First impressions from Mbale, Uganda

By Curtis K. Shelburne: Religion columnist

As I’m writing from Mbale, Uganda, my problem is not that I don’t have enough to write about; it’s much the opposite.
We’ve been in Africa for just three days. We’re barely out of the jet-lag doldrums, much less qualified to hold a serious opinion or draw any conclusions about many of the amazing things we’ve already seen. One of the most valuable things I’m beginning to learn is how little I know about this land and its people. To be much more than a journeyman in such knowledge must take years of living here.
This is not, I’m afraid, a focused bit of writing, but let me just throw out a few very early impressions.
Our sons were right when they recommended tranquilizers and/or blindfolds for us for the four-hour drive from the Entebbe airport to Mbale. Cars, trucks, taxis, motorcycles and bikes are everywhere, as are pedestrians running down, around, and along the road like suicidal ants.
It would be bad enough if the only problem was that all my “right side of the road” instincts are totally wrong.
But Uganda is left-sided vehicular chaos on the worst roads you can imagine with at least double the number of cars and pedestrians — all moving at twice, or more, anything you’d consider a safe speed.
Just on our trip to Mbale, we saw two guys on a motorcycle pushed into an intersection by another vehicle and into the path of a truck that crushed the bike. One ended up on the ground with his head inches away from the truck’s wheels.

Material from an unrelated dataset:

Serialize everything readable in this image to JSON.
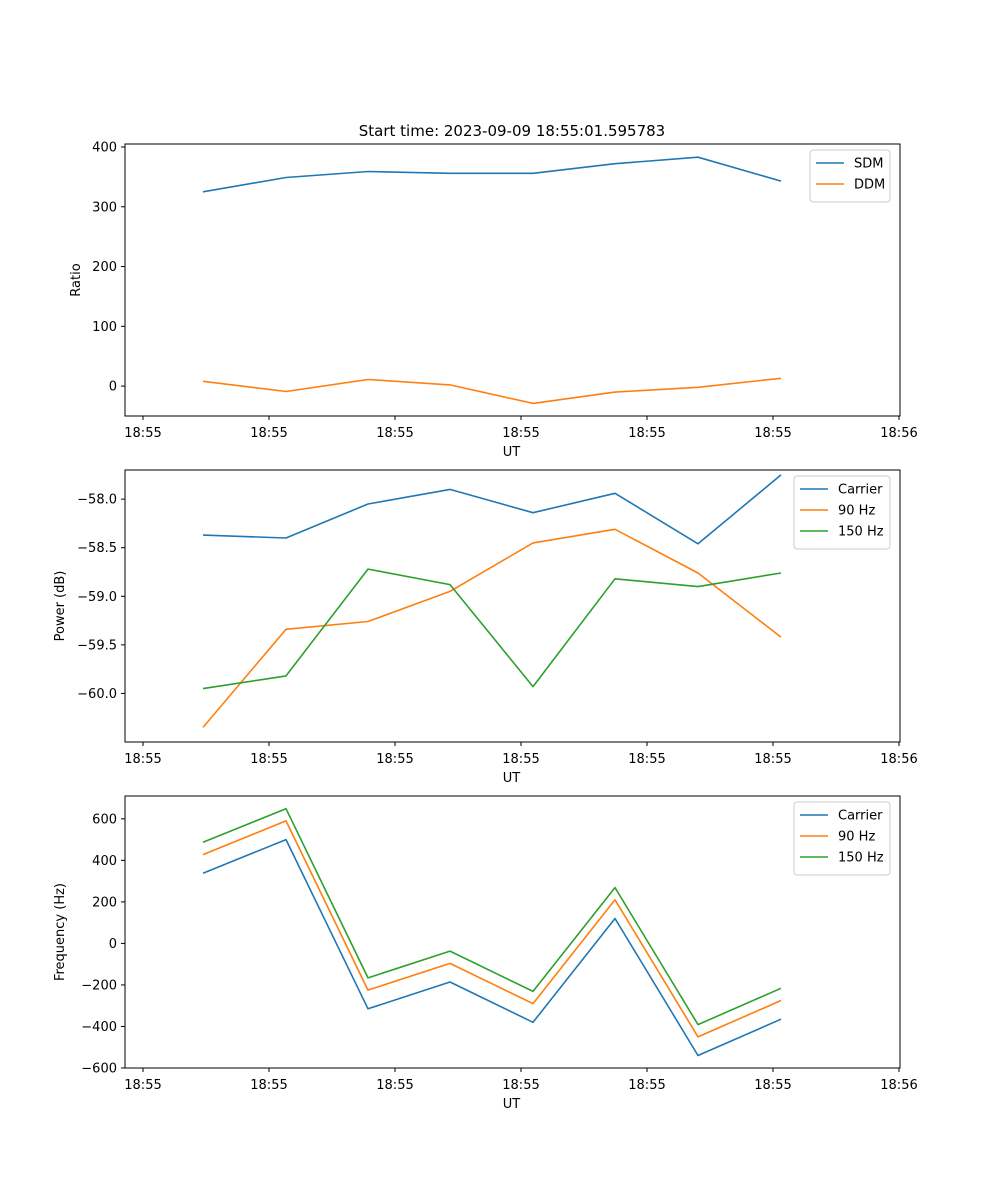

I’ve long suspected that the most dangerous thing missionaries here do is travel. Now I know so. (A plane and a pilot to help them make the all too frequent four-hour trips to Kampala would be a huge blessing. Frequent prayer for safe travel is no luxury; it’s a need.)
My sons, who are here, are both closer to home and further away than I thought. Closer, in that the love and faith surrounding them here is even deeper than I realized. Further, in that what I’ve already seen here culturally, just the tip of the iceberg, is further away from my own experience than I dreamed possible. People breathe oxygen and drink Coke here; otherwise, it might as well be another planet. I don’t know why it should be odd for my sons to be the teachers and me to be the novice, but I’m more amazed, thankful, and respectful than ever of what it takes to live, work and minister in such a vastly different culture.
I’ve already seen great wisdom here in the way the missionaries live and minister. I’ve been awed by the prayer of a Kenyan missionary to Uganda. I’ve been honored to shake the hand of another Kenyan missionary to Sudan who, along with his colleague, has literally helped my youngest son stay alive in Sudan while he’s lived and built there.